El aludido, que no era otro que el secretario judicial, asintió con un gesto. Los guardias de la judicial, cuatro en total, pasaron a estudiar el cadáver, fotografiar su posición y buscar por el entorno alguna huella o indicio que permitiera entender un tanto las circunstancias de aquella muerte. Las formalidades se alargaron durante cerca de hora y media, lapso en el que se embolsaron diversas muestras como colillas, pequeños papeles e incluso un clavo diminuto. Durante todo ese tiempo, el tráfico fue desviado hacia la calle de Quiñones, paralela a la carretera ahora controlada por la Guardia Civil. Concluidas las formalidades, todo el mundo regresó a Guadalajara, excepto los dos agentes del puesto de Brihuega, que ya se habían retirado una hora antes a instancias del sargento de la judicial.

Los dos sanitarios fueron los encargados de depositar el cadáver en la ambulancia para trasladarlo al instituto de medicina legal de los juzgados de Guadalajara. Durante la maniobra, la cabeza del muerto se ladeó de forma exagerada, como si estuviera atada al tronco con una simple cuerda.

—Un poco de cuidado —les reprendió el forense, temiendo que el cuerpo acabara decapitado.

En ese momento, prácticamente todo el mundo en el pueblo estaba ya al corriente del hallazgo de un cadáver en su término municipal.
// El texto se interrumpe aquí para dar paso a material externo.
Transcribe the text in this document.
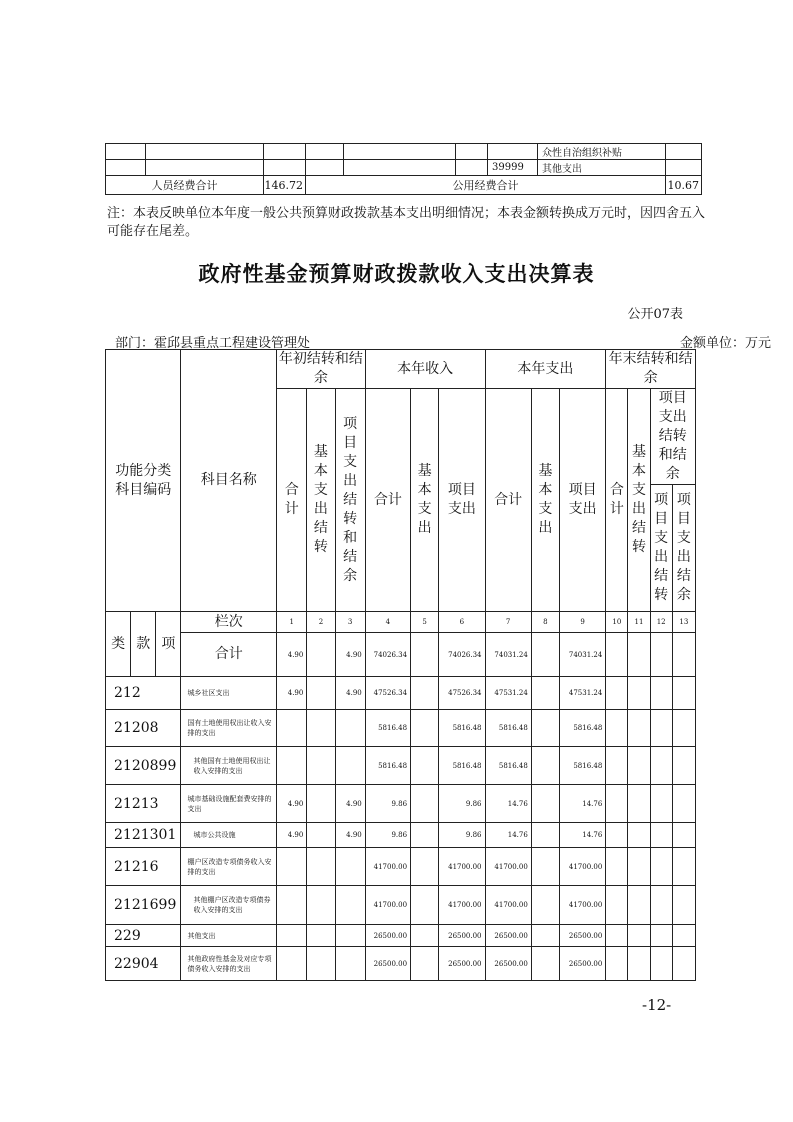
							众性自治组织补贴	
						39999	其他支出	
人员经费合计		146.72	公用经费合计					10.67
注：本表反映单位本年度一般公共预算财政拨款基本支出明细情况；本表金额转换成万元时，因四舍五入可能存在尾差。
政府性基金预算财政拨款收入支出决算表
公开07表
部门：霍邱县重点工程建设管理处	金额单位：万元
功能分类科目编码			科目名称	年初结转和结余			本年收入			本年支出			年末结转和结余			

				合计	基本支出结转	项目支出结转和结余	合计	基本支出	项目支出	合计	基本支出	项目支出	合计	基本支出结转	项目支出结转和结余	

															项目支出结转	项目支出结余

类	款	项	栏次	1	2	3	4	5	6	7	8	9	10	11	12	13
			合计	4.90		4.90	74026.34		74026.34	74031.24		74031.24				
212			城乡社区支出	4.90		4.90	47526.34		47526.34	47531.24		47531.24				
21208			国有土地使用权出让收入安排的支出				5816.48		5816.48	5816.48		5816.48				
2120899			其他国有土地使用权出让收入安排的支出				5816.48		5816.48	5816.48		5816.48				
21213			城市基础设施配套费安排的支出	4.90		4.90	9.86		9.86	14.76		14.76				
2121301			城市公共设施	4.90		4.90	9.86		9.86	14.76		14.76				
21216			棚户区改造专项债务收入安排的支出				41700.00		41700.00	41700.00		41700.00				
2121699			其他棚户区改造专项债券收入安排的支出				41700.00		41700.00	41700.00		41700.00				
229			其他支出				26500.00		26500.00	26500.00		26500.00				
22904			其他政府性基金及对应专项债务收入安排的支出				26500.00		26500.00	26500.00		26500.00				
-12-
Incluso un vecino con contactos había telefoneado ya a La Crónica de Guadalajara para informar del suceso.

Por la tarde, mientras se practicaba la autopsia al cadáver, el sargento Tomás Santamaría, de la judicial de Guadalajara, coordinaba las tareas de identificación del cadáver. Al haber aparecido desnudo, sin ni siquiera llevar un anillo que pudiera aportar algún dato (aunque un círculo blanquecino en la piel evidenciaba que probablemente alguien se lo había quitado), todo se hacía más complicado. Tuvo que consultar la base de datos de desaparecidos del Ministerio del Interior, por si descubría algún caso que, por edad y características, encajara con el cuerpo descubierto en Brihuega.

Al final, su equipo logró elaborar una lista de cuatro posibles candidatos, desaparecidos en la última semana a una distancia máxima de cien kilómetros de Brihuega. Lógicamente, Madrid fue la localidad que aportó tres de los cuatro nombres denunciados por sus correspondientes familiares. El siguiente paso fue contactar con las comisarías donde se habían presentado dichas denuncias, a las que se remitieron además varias fotografías del rostro del cadáver y sus huellas dactilares, confiando en que se tratara de una desaparición documentada. Porque en el caso de que nadie se hubiera preocupado por encontrar al finado, el asunto se complicaría notablemente.

Sin embargo, la suerte sonrió al equipo investigador.

La comisaría de la Policía Nacional del distrito de Madrid-Chamartín respondió de inmediato y afirmativamente sobre la consulta realizada, constatando que aquel muerto era suyo, es decir, que la desaparición de la persona a la que pertenecía el cuerpo hallado en Brihuega había sido denunciada en sus oficinas. Su nombre, Francisco Rodríguez García, de 59 años de edad, desaparecido en Madrid tres días antes del hallazgo de su cadáver, según denuncia interpuesta por su esposa y uno de sus hijos.